Gelembung Ekonomi yang Mandek

Ada kerugian lain yang sering terlewat: matinya ekonomi mikro. Logikanya, ribuan orang asing datang, warung makan dan tukang ojek seharusnya kebagian rezeki.

Tapi kenyataannya?

Rendi menghela napas. "Bandara khusus itu juga untuk logistik. Sayur, bumbu, rokok, bahkan minuman mereka, sering diterbangkan langsung via kargo. Mereka hidup dalam gelembung. Makan di kantin sendiri. Duit gaji mereka nggak muter di pasar Morowali, tapi langsung ditransfer ke negara asal."

Yang didapat warga lokal? Debu dan limbah.
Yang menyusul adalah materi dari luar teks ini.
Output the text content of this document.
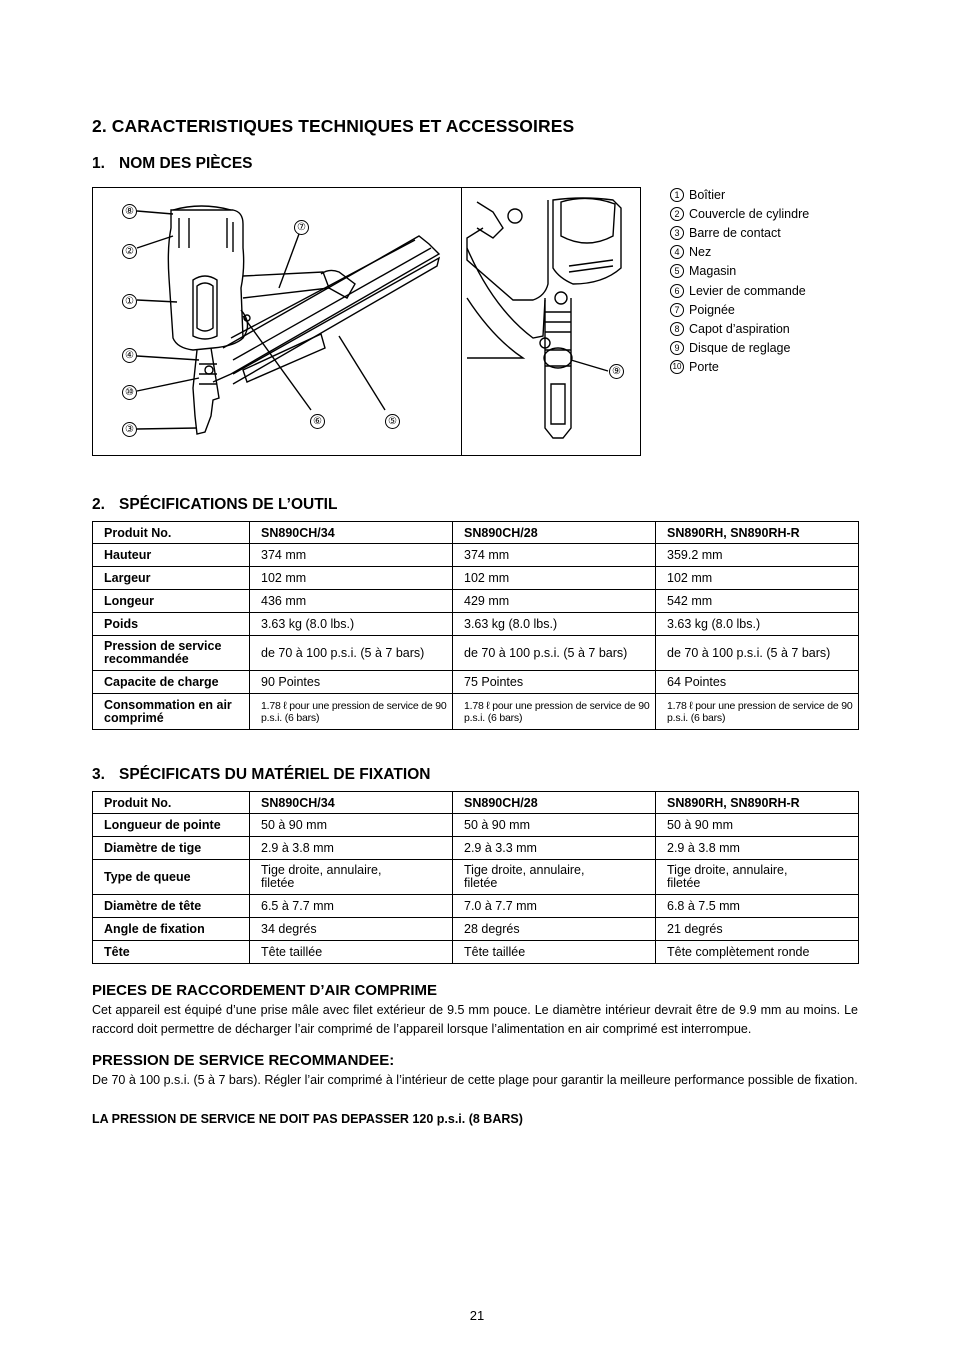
2. CARACTERISTIQUES TECHNIQUES ET ACCESSOIRES
1. NOM DES PIÈCES
⑧
②
①
④
⑩
③
⑦
⑥	⑤
⑨
1 Boîtier
2 Couvercle de cylindre
3 Barre de contact
4 Nez
5 Magasin
6 Levier de commande
7 Poignée
8 Capot d’aspiration
9 Disque de reglage
10 Porte
2. SPÉCIFICATIONS DE L’OUTIL
Produit No.	SN890CH/34	SN890CH/28	SN890RH, SN890RH-R
Hauteur	374 mm	374 mm	359.2 mm
Largeur	102 mm	102 mm	102 mm
Longeur	436 mm	429 mm	542 mm
Poids	3.63 kg (8.0 lbs.)	3.63 kg (8.0 lbs.)	3.63 kg (8.0 lbs.)
Pression de service recommandée	de 70 à 100 p.s.i. (5 à 7 bars)	de 70 à 100 p.s.i. (5 à 7 bars)	de 70 à 100 p.s.i. (5 à 7 bars)
Capacite de charge	90 Pointes	75 Pointes	64 Pointes
Consommation en air comprimé	1.78 ℓ pour une pression de service de 90 p.s.i. (6 bars)	1.78 ℓ pour une pression de service de 90 p.s.i. (6 bars)	1.78 ℓ pour une pression de service de 90 p.s.i. (6 bars)
3. SPÉCIFICATS DU MATÉRIEL DE FIXATION
Produit No.	SN890CH/34	SN890CH/28	SN890RH, SN890RH-R
Longueur de pointe	50 à 90 mm	50 à 90 mm	50 à 90 mm
Diamètre de tige	2.9 à 3.8 mm	2.9 à 3.3 mm	2.9 à 3.8 mm
Type de queue	Tige droite, annulaire, filetée	Tige droite, annulaire, filetée	Tige droite, annulaire, filetée
Diamètre de tête	6.5 à 7.7 mm	7.0 à 7.7 mm	6.8 à 7.5 mm
Angle de fixation	34 degrés	28 degrés	21 degrés
Tête	Tête taillée	Tête taillée	Tête complètement ronde
PIECES DE RACCORDEMENT D’AIR COMPRIME
Cet appareil est équipé d’une prise mâle avec filet extérieur de 9.5 mm pouce. Le diamètre intérieur devrait être de 9.9 mm au moins. Le raccord doit permettre de décharger l’air comprimé de l’appareil lorsque l’alimentation en air comprimé est interrompue.
PRESSION DE SERVICE RECOMMANDEE:
De 70 à 100 p.s.i. (5 à 7 bars). Régler l’air comprimé à l’intérieur de cette plage pour garantir la meilleure performance possible de fixation.
LA PRESSION DE SERVICE NE DOIT PAS DEPASSER 120 p.s.i. (8 BARS)
21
Sementara 'daging' ekonominya berputar di balik pagar tinggi, disuplai dari jalur udara yang tak tersentuh.

Peringatan yang Harus Didengar

Menutup pembicaraan, Rendi memberi peringatan serius.

"Kerusuhan fisik cuma gejala. Akar penyakitnya adalah negara yang membiarkan dirinya tak berdaya. Gesekan kecil di kantin besok senggolan, teriakan bisa jadi pemicu ledakan besar, karena dendam soal gaji dan perlakuan istimewa sudah menumpuk."

Jika bandara ini terus dibiarkan tanpa kendali ketat, beberapa hal mengerikan bisa terjadi. Pertama, konflik horizontal antara pekerja lokal dan asing akan jadi bom waktu. Kedua, soal kriminalitas lintas batas. Tanpa pengawasan, siapa yang jamin nggak ada buronan atau orang berbahaya menyusup jadi 'buruh'? Ketiga, pelecehan profesi. Insinyur lokal lulusan kampus ternama di sini sering harus tunduk pada 'mandor' asing yang kualifikasinya dipertanyakan, cuma karena dia datang dari negara investor.

Menutup Celah

"Lalu solusinya?" tanya saya.

"Hancurkan eksklusivitas itu," tegas Rendi. "Paksa TKA lewat terminal umum sesekali. Biar imigrasi kita periksa dokumen asli, tatap muka, tanya skill mereka. Yang paling penting, samakan standar. Jangan ada 'karpet merah' di bandara khusus kalau untuk pekerja lokal cuma ada 'karpet bara api'."

Bandara Morowali mungkin infrastruktur vital bagi bisnis. Tapi tanpa transparansi dan keadilan, ia cuma monumen ketimpangan yang menunggu waktu meledak.

Dan saat itu terjadi, jangan tanya siapa salahnya. Tanyakan pada mereka yang memberi izin mendarat tanpa bertanya: "Sebenarnya, siapa kamu, dan apa maumu di tanah kami?"